Of all the German females, the ladies of Saxony are the most amiable. Their persons are so superiorly charming and preferable in whatever can recommend them to be notice of mankind, that the German youth often visit Saxony in quest of companions for life. Exclusive of their beauty and comeliness of appearance, they are brought up in a knowledge of all those arts, both useful and ornamental, which are so brilliant an addition to their native attractions. But what chiefly enhances their value, and gives it reality and duration, is a sweetness of temper and festivity of disposition, that never fail to endear them on a very slight acquaintance. To crown all, they are generally patterns of conjugal tenderness and fidelity.
As they are commonly careful to improve their minds by reading and instructive conversation, they have no small share of facetiousness and ingenuity. From their innate liveliness, they are extremely addicted to all the gay kind of amusements. They excel in the allurements of dress and decoration, and are in general skilful in music.
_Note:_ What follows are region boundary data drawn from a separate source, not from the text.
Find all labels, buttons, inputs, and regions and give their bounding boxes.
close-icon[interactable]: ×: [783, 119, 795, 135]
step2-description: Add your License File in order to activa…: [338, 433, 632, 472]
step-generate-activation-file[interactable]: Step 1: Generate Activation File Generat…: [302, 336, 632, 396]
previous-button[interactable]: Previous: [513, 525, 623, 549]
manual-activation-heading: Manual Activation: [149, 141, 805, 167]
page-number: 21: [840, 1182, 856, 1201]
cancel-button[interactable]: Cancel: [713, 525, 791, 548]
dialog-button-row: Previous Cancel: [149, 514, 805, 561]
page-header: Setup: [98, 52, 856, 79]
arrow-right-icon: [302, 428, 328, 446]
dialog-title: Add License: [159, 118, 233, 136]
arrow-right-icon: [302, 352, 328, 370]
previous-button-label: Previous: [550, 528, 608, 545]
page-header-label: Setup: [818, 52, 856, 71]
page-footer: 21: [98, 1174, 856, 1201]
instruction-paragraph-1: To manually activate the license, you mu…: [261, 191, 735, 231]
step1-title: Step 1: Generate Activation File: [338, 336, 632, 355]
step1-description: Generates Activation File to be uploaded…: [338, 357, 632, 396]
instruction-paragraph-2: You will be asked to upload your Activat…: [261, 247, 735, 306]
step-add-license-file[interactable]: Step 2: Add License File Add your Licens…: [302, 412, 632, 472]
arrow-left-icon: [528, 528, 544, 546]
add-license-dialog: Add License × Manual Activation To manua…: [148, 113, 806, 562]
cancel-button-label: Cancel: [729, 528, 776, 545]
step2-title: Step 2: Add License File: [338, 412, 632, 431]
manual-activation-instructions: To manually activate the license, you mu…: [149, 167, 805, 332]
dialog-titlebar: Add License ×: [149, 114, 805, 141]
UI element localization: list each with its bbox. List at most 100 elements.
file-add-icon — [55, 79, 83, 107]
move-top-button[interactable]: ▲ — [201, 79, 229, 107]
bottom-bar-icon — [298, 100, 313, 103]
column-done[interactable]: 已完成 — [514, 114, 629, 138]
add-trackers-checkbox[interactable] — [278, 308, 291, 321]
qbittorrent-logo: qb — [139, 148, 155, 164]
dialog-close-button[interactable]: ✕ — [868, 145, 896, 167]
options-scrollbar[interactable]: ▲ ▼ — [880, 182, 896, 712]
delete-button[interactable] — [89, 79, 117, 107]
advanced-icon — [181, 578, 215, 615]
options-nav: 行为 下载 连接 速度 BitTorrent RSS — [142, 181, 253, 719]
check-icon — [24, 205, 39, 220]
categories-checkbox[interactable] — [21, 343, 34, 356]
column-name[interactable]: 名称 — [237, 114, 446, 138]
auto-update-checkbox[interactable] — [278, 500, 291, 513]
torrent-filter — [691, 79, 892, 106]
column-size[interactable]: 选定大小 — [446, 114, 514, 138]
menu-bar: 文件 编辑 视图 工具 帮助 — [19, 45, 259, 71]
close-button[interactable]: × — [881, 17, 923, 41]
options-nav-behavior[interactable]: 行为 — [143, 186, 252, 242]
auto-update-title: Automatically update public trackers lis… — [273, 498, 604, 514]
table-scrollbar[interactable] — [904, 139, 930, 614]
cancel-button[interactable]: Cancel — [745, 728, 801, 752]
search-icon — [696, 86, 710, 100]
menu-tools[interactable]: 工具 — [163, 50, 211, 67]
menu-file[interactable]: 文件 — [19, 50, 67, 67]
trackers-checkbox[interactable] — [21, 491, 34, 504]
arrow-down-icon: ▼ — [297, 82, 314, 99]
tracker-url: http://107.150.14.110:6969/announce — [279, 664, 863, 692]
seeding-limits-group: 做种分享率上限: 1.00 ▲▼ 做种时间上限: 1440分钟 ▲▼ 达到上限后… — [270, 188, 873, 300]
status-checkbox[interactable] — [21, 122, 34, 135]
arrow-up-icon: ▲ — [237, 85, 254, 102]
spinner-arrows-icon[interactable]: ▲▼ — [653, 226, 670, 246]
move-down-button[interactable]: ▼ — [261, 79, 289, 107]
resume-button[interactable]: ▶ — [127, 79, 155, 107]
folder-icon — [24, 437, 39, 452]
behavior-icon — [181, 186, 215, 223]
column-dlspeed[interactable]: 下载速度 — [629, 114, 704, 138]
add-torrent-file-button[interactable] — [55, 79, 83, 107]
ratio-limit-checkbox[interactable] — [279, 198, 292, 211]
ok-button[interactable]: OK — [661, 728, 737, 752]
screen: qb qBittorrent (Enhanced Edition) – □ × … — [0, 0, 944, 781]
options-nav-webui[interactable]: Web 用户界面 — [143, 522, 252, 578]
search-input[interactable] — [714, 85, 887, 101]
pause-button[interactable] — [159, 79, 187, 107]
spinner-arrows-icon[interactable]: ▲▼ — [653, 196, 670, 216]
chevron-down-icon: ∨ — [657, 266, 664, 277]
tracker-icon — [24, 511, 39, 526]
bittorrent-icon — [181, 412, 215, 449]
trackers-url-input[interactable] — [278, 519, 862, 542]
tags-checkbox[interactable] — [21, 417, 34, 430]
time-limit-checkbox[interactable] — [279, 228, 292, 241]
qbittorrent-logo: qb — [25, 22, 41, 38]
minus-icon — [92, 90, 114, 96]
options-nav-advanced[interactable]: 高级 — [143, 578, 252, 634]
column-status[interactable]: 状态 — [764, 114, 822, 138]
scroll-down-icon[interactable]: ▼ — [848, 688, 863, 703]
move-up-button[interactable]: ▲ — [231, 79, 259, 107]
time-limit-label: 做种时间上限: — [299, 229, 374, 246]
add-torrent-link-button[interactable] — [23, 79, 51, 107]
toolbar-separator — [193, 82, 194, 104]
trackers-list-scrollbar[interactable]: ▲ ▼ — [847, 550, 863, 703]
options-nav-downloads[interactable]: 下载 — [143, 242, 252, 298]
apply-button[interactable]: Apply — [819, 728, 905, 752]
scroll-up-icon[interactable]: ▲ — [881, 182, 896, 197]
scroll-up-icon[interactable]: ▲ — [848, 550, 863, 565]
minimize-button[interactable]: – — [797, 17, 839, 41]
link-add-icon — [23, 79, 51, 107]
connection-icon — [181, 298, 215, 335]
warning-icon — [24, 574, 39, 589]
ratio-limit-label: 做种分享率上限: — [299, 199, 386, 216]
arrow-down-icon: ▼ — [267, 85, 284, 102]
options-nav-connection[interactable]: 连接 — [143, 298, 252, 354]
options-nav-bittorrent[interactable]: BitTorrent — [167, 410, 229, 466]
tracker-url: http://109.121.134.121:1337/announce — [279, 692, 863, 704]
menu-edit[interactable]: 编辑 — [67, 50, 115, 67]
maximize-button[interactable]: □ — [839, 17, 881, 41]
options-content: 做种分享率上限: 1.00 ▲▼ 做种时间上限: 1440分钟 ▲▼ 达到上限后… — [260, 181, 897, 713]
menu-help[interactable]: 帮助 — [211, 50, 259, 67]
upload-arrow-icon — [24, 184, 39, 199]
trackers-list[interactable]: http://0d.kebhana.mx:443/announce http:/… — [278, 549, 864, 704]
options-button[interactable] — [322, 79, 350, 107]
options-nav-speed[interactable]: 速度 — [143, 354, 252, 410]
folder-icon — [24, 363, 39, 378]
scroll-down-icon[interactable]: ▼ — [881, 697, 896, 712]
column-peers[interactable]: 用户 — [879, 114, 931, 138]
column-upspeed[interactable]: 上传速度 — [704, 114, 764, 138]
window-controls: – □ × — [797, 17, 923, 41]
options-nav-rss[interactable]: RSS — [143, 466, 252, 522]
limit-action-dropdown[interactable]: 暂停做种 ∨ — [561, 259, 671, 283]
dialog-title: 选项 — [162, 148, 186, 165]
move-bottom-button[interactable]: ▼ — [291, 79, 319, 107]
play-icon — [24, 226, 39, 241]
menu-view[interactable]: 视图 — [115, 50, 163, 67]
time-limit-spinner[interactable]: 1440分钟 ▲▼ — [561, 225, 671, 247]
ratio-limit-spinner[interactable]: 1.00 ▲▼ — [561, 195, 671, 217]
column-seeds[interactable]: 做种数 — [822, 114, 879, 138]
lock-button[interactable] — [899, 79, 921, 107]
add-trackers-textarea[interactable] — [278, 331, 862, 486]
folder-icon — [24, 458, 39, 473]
The character, however, of the women in most other parts of Germany, particularly of the Austrian, is very different from this. Notwithstanding the advantages of size and make, their looks and features, though not unsightly, betray a vacancy of that life and spirit, without which beauty is uninteresting, and, like a mere picture, becomes utterly void of that indication of sensibility, which alone can awaken a delicacy of feeling.
As their education is conducted by the rules of the grossest superstition, and they are taught little else than set forms of devotion, they arrive to the years of maturity uninstructed in the use of reason, and usually continue profoundly ignorant the remainder of their days, which are spent, or rather loitered away, in apathy and indolence.
The principal happiness of the Austrian ladies of fashion consists in ruminating on the dignity of their birth and families, the antiquity of their race, the rank they hold, the respect attached to it, and the prerogatives they enjoy over the inferior classes, whom they treat with the utmost superciliousness, and hold in the most unreasonable contempt. In the mean time, their domestic affairs are condemned to the most unaccountable neglect. They dwell at home, careless of what passes there; and suffer disorder and confusion to prevail, without feeling the least uneasiness. Great frequenters of churches, their piety consists in the strictest conformity to all the externals of religion. They profess the most boundless belief in all the silly legends with which their treatises of devotion are filled; and these are the only books they ever read. The coldness of their constitution occasions a species of regulated gallantry, which is rather the effect of an opinion that it is an appendage of high life, than the result of their natural inclination.
It must, at the same time be allowed, that the Austrian women are endowed with a great fund of sincerity and candor; and, though too much on the reserve, and prone to keep at an unnecessary distance, are yet capable of the truest attachment, and always warm and zealous in the cause of those whom they have admitted to their friendship.
Though the Germans are rather a dull and phlegmatic people, and not greatly enslaved by the warmer passions, yet in Vienna they are much given to intrigue: and an amour is so far from being scandalous, that a woman gains credit by the rank of her gallant, and is reckoned silly and unfashionable if she scrupulously adheres to the virtue of chastity. But such customs are more the customs of cities, than of places less exposed to temptation, and consequently less dissolute; and we are well assured that in Germany there are many women who do honor to humanity, not by chastity only, but also by a variety of other virtues.
The ladies at the principal cities, differ not much in their dress from the French and English. They are not, however, so excessively fond of paint as the former. At some cities, they appear in rich furs: and all of them are loaded with jewels, if they can obtain them. The female part of the burgher’s families, in many of the German towns, dress in a very different manner, and some of them inconceivably fantastic, as may be seen in many prints published in books of travels. But, in this respect, they are gradually reforming, and many of them make quite a different appearance in their dress from what they did thirty or forty years ago.
The inhabitants of Vienna lived luxuriously, a great part of their time being spent in feasting and carousing. In winter, when the different branches of the Danube are frozen over, and the ground covered with snow, the ladies take their recreation in sledges of different shapes, such as griffins, tigers, swans, scallop-shells, etc. Here the lady sits, dressed in velvet lined with rich furs, and adorned with laces and jewels, having on her head a velvet cap. The sledge is drawn by one horse, stag or other creature, set off with plumes of feathers, ribbons and bells. As this diversion is taken chiefly in the night time, servants ride before the sledge with torches; and a gentleman, standing on the sledge behind, guides the horse.